Loop Engineering.
Original author: Addy Osmani
Compiled by: Peggy, BlockBeats

Editor’s Note: The way AI coding agents are used is shifting from “humans manually writing prompts and advancing tasks step by step” to “humans designing loops that enable the system to continuously orchestrate agents.” Addy Osmani’s concept of Loop Engineering centers on building a workflow that automatically discovers tasks, assigns them, verifies results, tracks progress, and determines the next steps.

This cycle consists of five main modules: Automations (for scheduling and triaging tasks), Worktrees (to isolate multiple parallel development environments), Skills (to capture project knowledge and team conventions), Plugins/Connectors (to integrate with real tools like GitHub, Linear, Slack, and databases), and Sub-agents (to separate executors from reviewers), along with an external memory layer—such as Markdown files or Linear boards—to store state and progress.

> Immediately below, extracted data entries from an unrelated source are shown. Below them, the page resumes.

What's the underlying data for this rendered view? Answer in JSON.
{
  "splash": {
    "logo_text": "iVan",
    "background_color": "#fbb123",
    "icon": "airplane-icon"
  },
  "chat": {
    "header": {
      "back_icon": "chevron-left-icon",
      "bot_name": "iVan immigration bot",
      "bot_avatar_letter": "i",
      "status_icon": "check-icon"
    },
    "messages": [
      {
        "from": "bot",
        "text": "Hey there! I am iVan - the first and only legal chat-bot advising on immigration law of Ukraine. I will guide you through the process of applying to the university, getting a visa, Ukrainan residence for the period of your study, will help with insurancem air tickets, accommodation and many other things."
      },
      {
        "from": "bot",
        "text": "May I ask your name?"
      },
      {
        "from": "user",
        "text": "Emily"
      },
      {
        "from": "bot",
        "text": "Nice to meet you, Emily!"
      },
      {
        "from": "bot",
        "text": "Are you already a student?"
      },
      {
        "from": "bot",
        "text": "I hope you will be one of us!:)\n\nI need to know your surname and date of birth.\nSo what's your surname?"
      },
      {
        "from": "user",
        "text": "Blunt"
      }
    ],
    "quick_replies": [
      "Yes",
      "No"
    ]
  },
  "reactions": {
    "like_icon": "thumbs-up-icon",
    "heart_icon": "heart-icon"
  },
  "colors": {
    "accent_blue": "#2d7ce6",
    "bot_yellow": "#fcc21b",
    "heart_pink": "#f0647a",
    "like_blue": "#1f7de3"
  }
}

The article emphasizes that the significance of Loop Engineering lies not merely in "making AI run more rounds," but in embedding engineers' judgment into system design. Loops can significantly amplify developers' leverage, but they do not replace verification, understanding, or decision-making. The real risk is not in using loops, but in using them as an excuse to avoid understanding the code and system. The key skill for collaborating with AI in programming in the future may no longer be just writing a good prompt, but designing reliable, verifiable, and sustainably operating agent workflows.

The following is the original text:

Loop engineering is replacing your role as "the person writing prompts for agents." You need to design a system that prompts the agent on your behalf. Here, the "loop" can be understood as a recursive goal: you define an objective, and the AI iterates continuously until the task is completed. It consists broadly of five components, and both Claude Code and Codex now possess all five.

I believe this may be how we’ll eventually collaborate with coding agents. But all of this is still in its early stages, and I remain skeptical. You absolutely need to be cautious about token costs, as expenses can vary dramatically depending on usage patterns—especially whether you’re “token-rich” or “token-constrained.” You also need some mechanism to ensure quality doesn’t degrade. Concerns about “AI slop” are valid. That said, let’s take a closer look at what’s actually going on here.

@steipete recently said: “You shouldn’t write prompts for coding agents anymore. You should design loops that prompt your agents.” Similarly, @bcherny, head of Claude Code at Anthropic, said: “I no longer prompt Claude directly. I have a set of loops running that prompt Claude and decide for themselves what to do next. My job is to write the loops.”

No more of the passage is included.